- Directed by: John Doggett-Williams
- Written by: John Doggett-Williams
- Based on: The Life and Cinema of Charles Chauvel by Susanne Chauvel Carlsson
- Produced by: John Doggett-Williams
- Narrated by: Bryan Dawe
- Edited by: John Doggett-Williams
- Production company: Umbrella Entertainment
- Release date: 2014;
- Running time: 74 minutes
- Country: Australia
- Language: English

= The Big Picture (2014 film) =

Documentary film

The Big Picture is a documentary film directed by John Doggett-Williams about filmmakers Charles and Elsa Chauvel and their eight feature films made between 1926 and 1955.

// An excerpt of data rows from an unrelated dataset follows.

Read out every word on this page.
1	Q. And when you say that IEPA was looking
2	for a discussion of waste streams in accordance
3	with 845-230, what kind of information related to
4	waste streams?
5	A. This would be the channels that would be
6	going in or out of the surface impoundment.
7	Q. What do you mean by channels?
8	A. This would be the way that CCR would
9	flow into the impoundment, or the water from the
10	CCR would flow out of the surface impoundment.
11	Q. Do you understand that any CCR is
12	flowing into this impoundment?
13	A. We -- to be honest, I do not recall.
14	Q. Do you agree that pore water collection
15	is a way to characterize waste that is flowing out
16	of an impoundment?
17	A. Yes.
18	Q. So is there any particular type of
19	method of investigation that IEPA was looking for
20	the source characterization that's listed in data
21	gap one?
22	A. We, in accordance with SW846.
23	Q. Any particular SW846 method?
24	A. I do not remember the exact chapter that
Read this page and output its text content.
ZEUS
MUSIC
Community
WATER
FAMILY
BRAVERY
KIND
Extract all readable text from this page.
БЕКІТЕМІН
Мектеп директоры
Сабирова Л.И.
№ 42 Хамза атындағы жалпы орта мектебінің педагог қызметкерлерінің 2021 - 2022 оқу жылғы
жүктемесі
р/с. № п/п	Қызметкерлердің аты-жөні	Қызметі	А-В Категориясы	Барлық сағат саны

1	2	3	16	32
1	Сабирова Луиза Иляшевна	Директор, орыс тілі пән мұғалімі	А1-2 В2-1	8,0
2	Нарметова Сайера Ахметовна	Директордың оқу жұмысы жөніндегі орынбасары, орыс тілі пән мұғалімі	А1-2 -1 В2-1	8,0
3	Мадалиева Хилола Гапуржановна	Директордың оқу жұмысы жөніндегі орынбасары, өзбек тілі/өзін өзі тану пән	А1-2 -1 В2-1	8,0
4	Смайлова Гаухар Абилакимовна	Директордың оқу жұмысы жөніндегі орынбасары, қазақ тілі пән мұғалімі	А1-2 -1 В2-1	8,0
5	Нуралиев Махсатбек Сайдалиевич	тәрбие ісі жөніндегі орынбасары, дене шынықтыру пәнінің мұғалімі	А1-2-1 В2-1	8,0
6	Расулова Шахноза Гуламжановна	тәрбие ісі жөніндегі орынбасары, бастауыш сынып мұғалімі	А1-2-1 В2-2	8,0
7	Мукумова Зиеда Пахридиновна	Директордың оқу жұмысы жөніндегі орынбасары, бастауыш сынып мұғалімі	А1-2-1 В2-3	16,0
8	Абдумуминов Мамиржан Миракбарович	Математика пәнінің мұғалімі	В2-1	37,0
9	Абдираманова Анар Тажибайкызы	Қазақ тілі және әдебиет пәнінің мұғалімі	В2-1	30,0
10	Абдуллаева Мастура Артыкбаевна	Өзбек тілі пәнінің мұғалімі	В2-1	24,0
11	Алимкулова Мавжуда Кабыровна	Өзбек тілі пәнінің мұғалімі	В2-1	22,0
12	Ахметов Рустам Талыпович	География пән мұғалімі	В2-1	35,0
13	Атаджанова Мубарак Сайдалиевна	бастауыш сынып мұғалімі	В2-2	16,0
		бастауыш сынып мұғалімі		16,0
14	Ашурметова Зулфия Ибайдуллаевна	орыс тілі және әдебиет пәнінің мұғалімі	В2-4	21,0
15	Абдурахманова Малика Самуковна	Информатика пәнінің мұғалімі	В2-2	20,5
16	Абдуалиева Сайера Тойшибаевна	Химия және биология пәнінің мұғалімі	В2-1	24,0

The film, which runs for 74 minutes, is included as an "extra" in each of Umbrella Entertainment's series Charles Chauvel Collection, published both as individual titles and as a boxed set.

The film has extensive interviews with Susanne Chauvel Carlsson, Michael Pate, and Ric Carlsson as well as documentary footage of the Chauvels, with representative out-takes from each film. Bryan Dawe provided the commentary.

The Big Picture is based on The Life and Cinema of Charles Chauvel by Susanne Chauvel Carlsson (1930 – 19 March 2013), daughter of Charles and Elsa Chauvel.